Find the expansion of $f (x) = x, 0 ≤ x ≤ \pi$ in a series of eigenfunctions of the Sturm–Liouville system $y''+\lambda y = 0, y (0) = 0, y (\pi)=0.$

Question

I need to expand the given function in terms of eigen functions series, firstly i find the solutions to the SLP and from there i get my eigen functions $n$ values, and then i find the coefficient Cn and simply multiply it with my eigen function to get the series! But in this particular question, i dont know how to find the series if i have gotten more than one eigen function?

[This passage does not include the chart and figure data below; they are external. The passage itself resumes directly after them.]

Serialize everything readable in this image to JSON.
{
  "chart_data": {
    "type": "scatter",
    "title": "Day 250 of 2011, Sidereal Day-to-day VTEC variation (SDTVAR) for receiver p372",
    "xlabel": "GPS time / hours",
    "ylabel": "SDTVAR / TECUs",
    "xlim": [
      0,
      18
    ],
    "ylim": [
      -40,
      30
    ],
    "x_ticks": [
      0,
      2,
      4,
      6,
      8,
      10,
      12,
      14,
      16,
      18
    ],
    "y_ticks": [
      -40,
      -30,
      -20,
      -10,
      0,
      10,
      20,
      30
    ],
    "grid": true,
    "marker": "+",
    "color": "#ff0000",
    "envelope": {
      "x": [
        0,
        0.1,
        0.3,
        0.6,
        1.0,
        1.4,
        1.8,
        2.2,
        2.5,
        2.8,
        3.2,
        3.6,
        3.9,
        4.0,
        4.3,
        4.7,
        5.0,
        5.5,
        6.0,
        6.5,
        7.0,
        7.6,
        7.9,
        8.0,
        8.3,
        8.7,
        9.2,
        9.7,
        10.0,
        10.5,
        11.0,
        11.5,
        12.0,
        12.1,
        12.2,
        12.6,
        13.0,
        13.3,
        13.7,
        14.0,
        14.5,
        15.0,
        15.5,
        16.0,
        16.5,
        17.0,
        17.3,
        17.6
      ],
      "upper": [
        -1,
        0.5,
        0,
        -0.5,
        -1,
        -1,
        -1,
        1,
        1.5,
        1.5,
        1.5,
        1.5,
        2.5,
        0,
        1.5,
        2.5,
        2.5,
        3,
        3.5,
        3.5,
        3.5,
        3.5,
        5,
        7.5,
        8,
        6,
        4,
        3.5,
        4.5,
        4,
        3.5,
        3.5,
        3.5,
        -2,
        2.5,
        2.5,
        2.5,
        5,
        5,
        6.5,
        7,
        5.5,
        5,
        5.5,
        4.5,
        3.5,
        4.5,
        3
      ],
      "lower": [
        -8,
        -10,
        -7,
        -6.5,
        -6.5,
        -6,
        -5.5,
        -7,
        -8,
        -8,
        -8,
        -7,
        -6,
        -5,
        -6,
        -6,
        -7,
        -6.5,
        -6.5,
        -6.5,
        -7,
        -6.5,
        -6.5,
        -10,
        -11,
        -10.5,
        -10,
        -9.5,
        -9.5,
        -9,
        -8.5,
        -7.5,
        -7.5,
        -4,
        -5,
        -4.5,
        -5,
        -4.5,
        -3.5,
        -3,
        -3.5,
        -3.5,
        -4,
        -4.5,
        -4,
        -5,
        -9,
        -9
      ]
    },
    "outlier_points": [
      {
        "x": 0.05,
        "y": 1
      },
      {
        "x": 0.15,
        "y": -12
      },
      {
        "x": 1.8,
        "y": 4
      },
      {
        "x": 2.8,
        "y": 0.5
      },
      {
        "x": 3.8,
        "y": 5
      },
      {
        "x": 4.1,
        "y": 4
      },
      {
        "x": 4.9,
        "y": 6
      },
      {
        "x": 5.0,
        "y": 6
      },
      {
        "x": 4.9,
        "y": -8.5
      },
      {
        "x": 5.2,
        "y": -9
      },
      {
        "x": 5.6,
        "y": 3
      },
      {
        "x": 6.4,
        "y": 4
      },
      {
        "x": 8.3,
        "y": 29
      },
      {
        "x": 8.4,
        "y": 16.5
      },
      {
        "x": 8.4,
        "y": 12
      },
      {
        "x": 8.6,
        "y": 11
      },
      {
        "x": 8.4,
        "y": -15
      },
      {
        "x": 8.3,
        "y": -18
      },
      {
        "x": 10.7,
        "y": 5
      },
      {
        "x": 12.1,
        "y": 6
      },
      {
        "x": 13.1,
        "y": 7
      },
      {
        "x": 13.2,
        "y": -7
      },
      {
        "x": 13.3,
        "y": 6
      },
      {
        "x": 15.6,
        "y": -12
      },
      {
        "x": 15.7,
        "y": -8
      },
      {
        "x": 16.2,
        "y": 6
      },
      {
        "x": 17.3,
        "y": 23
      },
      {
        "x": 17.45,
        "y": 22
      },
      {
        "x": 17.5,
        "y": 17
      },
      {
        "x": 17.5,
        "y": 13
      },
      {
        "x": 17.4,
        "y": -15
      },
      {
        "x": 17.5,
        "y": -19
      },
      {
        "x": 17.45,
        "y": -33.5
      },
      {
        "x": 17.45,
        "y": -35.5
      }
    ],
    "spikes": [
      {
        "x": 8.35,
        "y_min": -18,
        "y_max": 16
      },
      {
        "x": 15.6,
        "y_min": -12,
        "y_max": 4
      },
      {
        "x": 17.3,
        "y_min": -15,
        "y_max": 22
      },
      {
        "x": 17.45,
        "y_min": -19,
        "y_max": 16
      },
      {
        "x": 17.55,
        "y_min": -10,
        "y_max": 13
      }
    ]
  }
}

P.S : I havent yet studied fourier series in depth, just have studied orthogonal series and the definition to generalised fourier series.

Answer 1

The eigenfunctions are $\{ \sin(nx) \}_{n=1}^{\infty}$, and the eigenfunction expansion is the Fourier sine series for $f$: $$ f \sim \sum_{n=1}^{\infty}\frac{\int_0^\pi f(x')\sin(nx)dx'}{\int_0^\pi \sin^2(nx')dx'}\sin(nx) $$ You can determine the normalization constants $$ \int_0^\pi \sin^2(nx')dx' = \frac{1}{2}\int_{-\pi}^{\pi}\sin^2(nx')dx \\ = \frac{1}{4}\int_{-\pi}^{\pi}\sin^2(nx')+\cos^2(nx')dx'=\frac{\pi}{2} $$ So $$ f\sim\sum_{n=1}^{\infty}\frac{2}{\pi}\int_0^{\pi}x'\sin(nx')dx' \sin(nx). $$ The remaining integrals are brute force.